O Que Dante Não Disse?
Na Comédia, que se tornou Divina, em sua primeira parte - O Inferno - Dante Alighieri descreveu suposta viagem que teria realizado à mansão dos mortos, acompanhado por Virgílio, famoso poeta romano dos tempos de Júlio César, e aquele que teria sido o grande inspirador do poeta florentino.
À época, os preconceitos religiosos e políticos alijaram grande parte daquilo que o poeta de Florença pretendeu entregar como legado para a humanidade que vivia na obscuridade da Idade Média, quando a Terra, esférica, era o centro do Universo segundo a cosmologia de Ptolomeu. Três continentes eram conhecidos: Ásia, África e Europa, e acreditava-se que eles ocupavam somente um dos hemisférios da Terra. Todo o hemisfério oposto era coberto de água.
Para compreender a Divina Comédia de Dante é necessário conhecer um pouco das crenças daquela época, bem como um pouco da vida de seu autor, já que a mesma se constitui numa sátira política para os materialistas, e num relato sobre o mundo dos mortos para os que nisto crêem.
Virgílio aparece logo no início da viagem para amenizar o sofrimento que seu discípulo estava experimentando à porta do Inferno, mantendo a condição de cicerone deste pelas nove divisões do reino das trevas, até o momento em que começa a ocorrer a transição do Purgatório para o Paraíso, quando Beatriz - o grande amor de Dante - passa a conduzir o poeta pelas hostes celestiais dela já bem conhecidas.
Beatriz, para melhor compreensão dos leitores, era a alma de Beatrice Portinari, a quem chamavam de Bice, a quem Dante, logo quando a viu pela vez primeira, mesmo sem nada dizer, entregou seu coração em amor e ternura. Em vida, o poeta e Bice nunca se encontraram, mas no Paraíso esse encontro ocorreu da forma mais maravilhosa possível, ao ponto de quase não existirem palavras para narrar tal encontro.
A viagem que levou o ilustre filho de Florença ao encontro de sua amada, teve enormes obstáculos, quase intransponíveis não fora a missão superior confiada a Virgílio, posto ter sido necessário vencer caminhos dominados por demônios e inçados de perversidade.
Tudo que é narrado na parte primeira da obra dantesca, dá uma idéia de que o inferno existe somente após a partida dos homens para a outra dimensão dos mortais comuns não conhecida.

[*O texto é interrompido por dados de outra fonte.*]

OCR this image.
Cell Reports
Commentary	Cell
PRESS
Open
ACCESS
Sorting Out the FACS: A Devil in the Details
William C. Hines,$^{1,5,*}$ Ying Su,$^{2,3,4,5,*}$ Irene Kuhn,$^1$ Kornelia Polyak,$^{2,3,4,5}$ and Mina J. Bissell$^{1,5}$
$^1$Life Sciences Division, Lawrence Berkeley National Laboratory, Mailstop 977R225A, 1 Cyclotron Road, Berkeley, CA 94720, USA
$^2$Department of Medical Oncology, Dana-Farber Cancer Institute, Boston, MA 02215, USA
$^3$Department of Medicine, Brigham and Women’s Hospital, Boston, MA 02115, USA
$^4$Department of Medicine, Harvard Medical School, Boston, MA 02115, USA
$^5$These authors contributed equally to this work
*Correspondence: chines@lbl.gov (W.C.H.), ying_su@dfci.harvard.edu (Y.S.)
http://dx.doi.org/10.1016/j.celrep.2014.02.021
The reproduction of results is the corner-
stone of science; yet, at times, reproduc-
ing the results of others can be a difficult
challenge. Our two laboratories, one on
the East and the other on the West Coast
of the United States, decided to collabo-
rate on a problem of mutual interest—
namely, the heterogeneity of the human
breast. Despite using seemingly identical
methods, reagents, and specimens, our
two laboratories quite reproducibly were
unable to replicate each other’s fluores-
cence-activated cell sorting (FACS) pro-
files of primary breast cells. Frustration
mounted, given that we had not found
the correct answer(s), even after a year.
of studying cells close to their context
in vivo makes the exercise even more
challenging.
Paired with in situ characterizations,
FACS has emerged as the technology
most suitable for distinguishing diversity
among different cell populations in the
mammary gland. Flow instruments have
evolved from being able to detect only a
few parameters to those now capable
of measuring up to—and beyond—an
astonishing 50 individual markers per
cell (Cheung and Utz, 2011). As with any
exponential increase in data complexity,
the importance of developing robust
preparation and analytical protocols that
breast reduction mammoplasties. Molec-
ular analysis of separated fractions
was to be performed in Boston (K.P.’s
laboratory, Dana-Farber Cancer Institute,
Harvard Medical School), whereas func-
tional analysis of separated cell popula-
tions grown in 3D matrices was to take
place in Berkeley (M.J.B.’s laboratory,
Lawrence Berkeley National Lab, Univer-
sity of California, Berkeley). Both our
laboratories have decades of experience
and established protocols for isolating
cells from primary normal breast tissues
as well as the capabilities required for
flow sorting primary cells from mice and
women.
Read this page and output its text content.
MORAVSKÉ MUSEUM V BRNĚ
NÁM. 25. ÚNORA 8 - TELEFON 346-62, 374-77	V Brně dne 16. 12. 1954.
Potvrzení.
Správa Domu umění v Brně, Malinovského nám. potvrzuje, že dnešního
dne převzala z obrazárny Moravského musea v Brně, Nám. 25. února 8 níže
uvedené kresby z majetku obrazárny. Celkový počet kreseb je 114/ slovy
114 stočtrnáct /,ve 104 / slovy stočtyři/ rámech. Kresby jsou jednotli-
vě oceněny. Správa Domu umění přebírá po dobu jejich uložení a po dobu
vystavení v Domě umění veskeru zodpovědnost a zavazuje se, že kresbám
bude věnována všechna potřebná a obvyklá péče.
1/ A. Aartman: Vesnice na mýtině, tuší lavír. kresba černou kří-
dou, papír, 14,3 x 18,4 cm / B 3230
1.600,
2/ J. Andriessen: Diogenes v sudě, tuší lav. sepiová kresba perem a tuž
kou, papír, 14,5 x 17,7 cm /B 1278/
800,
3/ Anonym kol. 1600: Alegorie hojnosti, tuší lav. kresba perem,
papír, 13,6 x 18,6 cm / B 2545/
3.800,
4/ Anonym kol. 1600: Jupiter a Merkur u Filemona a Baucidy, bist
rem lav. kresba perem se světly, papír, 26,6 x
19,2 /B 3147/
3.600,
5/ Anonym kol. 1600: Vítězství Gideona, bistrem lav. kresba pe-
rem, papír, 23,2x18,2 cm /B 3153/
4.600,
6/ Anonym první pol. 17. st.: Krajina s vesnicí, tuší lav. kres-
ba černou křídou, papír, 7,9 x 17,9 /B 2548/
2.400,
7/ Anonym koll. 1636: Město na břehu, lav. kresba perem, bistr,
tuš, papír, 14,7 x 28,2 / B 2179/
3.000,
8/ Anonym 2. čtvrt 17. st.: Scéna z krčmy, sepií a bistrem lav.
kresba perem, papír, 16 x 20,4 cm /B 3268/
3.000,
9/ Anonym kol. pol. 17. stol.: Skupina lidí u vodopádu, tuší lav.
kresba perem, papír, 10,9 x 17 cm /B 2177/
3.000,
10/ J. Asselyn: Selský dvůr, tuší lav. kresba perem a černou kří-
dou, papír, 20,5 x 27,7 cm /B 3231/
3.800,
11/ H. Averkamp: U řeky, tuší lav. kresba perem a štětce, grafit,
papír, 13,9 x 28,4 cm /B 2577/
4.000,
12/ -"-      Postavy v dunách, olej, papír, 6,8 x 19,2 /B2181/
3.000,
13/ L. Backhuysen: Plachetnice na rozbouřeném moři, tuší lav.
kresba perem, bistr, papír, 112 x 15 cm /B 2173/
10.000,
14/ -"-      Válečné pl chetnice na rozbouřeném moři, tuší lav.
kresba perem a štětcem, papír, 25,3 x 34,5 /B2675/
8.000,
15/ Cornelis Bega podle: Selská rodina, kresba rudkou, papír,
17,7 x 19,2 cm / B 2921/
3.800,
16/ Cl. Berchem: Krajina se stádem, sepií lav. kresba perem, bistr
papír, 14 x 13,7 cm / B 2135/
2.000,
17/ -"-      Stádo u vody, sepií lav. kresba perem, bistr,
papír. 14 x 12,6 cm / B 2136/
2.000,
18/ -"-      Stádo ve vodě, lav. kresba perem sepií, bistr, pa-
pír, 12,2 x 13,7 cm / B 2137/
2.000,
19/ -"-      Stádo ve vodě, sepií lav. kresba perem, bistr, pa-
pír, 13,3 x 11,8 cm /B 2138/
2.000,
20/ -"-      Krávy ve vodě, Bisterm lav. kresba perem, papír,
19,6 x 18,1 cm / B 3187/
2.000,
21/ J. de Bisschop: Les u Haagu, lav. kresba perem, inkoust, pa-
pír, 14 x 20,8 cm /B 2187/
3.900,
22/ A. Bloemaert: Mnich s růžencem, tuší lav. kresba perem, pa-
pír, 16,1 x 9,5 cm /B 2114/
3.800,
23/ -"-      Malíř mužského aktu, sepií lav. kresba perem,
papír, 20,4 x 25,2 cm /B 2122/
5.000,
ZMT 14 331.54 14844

Entretanto, a vida do próprio poeta - político eminente que veio a ser expulso de sua cidade antes de completar um ano de mandato como governador, homem que amou sua musa em sublime silêncio e grande sofrimento, floretino cuja vida se esvaiu sem que pudesse retornar à terra que amava - é clara demonstração daquilo que Dante não disse, embora toda sua capacidade de, pela poesia, legar aos homens tesouros que, sem a sua contribuição, permaneceriam escondidos em invólucros edificados pela ignorância e consolidados pela hipocrisia.
Mas, afinal, o que Dante não disse?
Tenho para mim que no Inferno, narrado por Dante, este não disse, embora tivesse experimentado com profundidade, que todo o vale de sombras e sofrimentos não é um privilégio do reino de Lúcifer, isto porque antes de nele chegarmos, não raras vezes, experimentamos dores, martírios e sacrifícios cujo conteúdo nada tem em comum com a vida plena ou com o Paraíso, mas que guarda significativa similitude com o mundo das almas condenadas, o que evidencia que o resgate começa aqui, ainda no plano terreno, distante dos domínios das forças inferiores e antes das criaturas deixarem seus corpos biológicos e encetarem a dura jornada em direção aos domínios superiores do Criador.